Even if the bank is big or small, I think that there a potential for theives/hackers. This is why consumers should take extra precautions not to reveal or submit personal info such as there bank account, savings account or even some credit cards that have large credit limits. All are instruments that a thief will take advantage of.
I do not believe that national security can either protect entirely.

November 08, 2012 at 4:00 pm

How come the bad guys are always better at this than the good guys?
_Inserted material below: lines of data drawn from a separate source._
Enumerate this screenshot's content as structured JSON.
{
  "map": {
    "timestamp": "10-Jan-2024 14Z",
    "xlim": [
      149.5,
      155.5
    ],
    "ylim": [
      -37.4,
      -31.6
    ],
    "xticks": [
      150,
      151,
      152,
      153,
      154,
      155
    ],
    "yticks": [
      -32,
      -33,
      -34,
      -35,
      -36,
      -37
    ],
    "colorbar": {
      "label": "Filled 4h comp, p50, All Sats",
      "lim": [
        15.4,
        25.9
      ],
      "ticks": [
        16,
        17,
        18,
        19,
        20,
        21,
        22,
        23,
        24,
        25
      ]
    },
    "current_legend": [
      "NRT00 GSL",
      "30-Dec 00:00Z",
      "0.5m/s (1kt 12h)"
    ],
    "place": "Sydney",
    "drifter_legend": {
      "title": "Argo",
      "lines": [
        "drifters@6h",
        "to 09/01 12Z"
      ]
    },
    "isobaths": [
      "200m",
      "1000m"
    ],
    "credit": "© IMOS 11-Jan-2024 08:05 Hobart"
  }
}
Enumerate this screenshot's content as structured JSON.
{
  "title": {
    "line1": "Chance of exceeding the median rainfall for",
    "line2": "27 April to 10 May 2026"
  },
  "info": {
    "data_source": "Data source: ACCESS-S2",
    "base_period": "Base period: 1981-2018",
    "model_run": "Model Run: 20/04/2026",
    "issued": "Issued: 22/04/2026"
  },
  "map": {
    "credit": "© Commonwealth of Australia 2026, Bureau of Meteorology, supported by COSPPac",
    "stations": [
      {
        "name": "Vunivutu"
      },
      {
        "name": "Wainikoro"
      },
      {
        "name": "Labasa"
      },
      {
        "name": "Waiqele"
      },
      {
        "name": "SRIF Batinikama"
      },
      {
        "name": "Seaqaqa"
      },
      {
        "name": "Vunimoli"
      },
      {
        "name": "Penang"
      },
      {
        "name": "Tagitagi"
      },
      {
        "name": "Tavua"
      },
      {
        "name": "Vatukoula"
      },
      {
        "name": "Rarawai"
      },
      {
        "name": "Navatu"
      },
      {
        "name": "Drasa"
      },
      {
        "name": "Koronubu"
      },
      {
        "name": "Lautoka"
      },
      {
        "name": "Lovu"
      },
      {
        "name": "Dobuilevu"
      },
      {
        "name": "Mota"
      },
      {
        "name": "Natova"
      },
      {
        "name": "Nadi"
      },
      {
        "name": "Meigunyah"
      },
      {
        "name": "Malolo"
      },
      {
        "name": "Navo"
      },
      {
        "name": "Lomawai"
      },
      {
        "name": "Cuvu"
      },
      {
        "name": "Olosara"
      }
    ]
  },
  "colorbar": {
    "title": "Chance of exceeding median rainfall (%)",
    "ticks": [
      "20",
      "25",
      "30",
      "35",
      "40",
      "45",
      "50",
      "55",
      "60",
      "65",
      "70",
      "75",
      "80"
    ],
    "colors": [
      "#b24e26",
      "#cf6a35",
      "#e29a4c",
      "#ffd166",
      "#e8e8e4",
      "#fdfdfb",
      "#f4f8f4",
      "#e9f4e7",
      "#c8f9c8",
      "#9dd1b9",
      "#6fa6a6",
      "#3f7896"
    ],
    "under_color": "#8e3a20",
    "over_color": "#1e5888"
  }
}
November 08, 2012 at 2:42 pm

Funny, with their unlimited resources, that the federal government does nothing about this type of crime.

Dorothy R
November 08, 2012 at 10:24 am

This is not surprised, because we do not know how to keep our mouths shut when we win a big law suit or the lottery. Any form in which monies come and we broadcast more than the mews media does. We must learn a lesson from these incidents, that we should be very careful where we use ATM & stores we shop. Especially restaurants and fast food establishments. Watch the clerk when she is swiping your card how quick the eyes begin to read the numbers on your card. We are outrage when we are the victim of identity theft. We shouldn't be if we knew where we last used our card or an ATM. These peoples are giving out information for someone else to try the same problem. It does not matter how much monies we spend on technology security or any other type of security. We have gas pump where we purchased gas and many times leave the receipts and ATM leave the receipt on top of the machine or toss in the waste basket. Wake up people any one can access your information if you are not watching what you are doing and where you purchased merchandise. Take heed and slow your role in doing business and financial transactions, please, please!!! This is not going to get better, it will get worse, because we think in our "small" minds we are protected. Think outside the box, "what happens when you lose your phone, laptops, tablets, or any small technology equipment we travel with on public transportation & other means of travel. Even in our personal cars being broken into with an alarm, not safe or being protected are we???? We protect our home from "honest people" not the robber.

November 08, 2012 at 9:22 am

You know it seems each time the banks publish hits with this kind of loss it gives fuel for the fire to those want-to-be hackers to try the same thing with other banks .. Why publish it at all ?? You know that's what they want you do so they can gloat on their latest heist !!
Banks should take better measures to protect their customers money .. Passwords need to changed every so often to prevent hits like this .. I'm glad I put my money in places where it counts the most ... And that secret I'm not telling ..

November 08, 2012 at 3:54 am

Bigger banks may be a larger target, but smaller banks typically have very shallow or laughable security. Just for example, many don't enforce decent passwords and don't even lock accounts after a reasonable number of misses. Enough simple things add up to one big problem after another.

Smaller banks are a target rich environment that is probably being mined as I write by enterprising groups. Groups that will never be acknowledged outside bank Directors meetings in Podunk Smallville.

The USA has to get a national security and privacy policy that makes sense.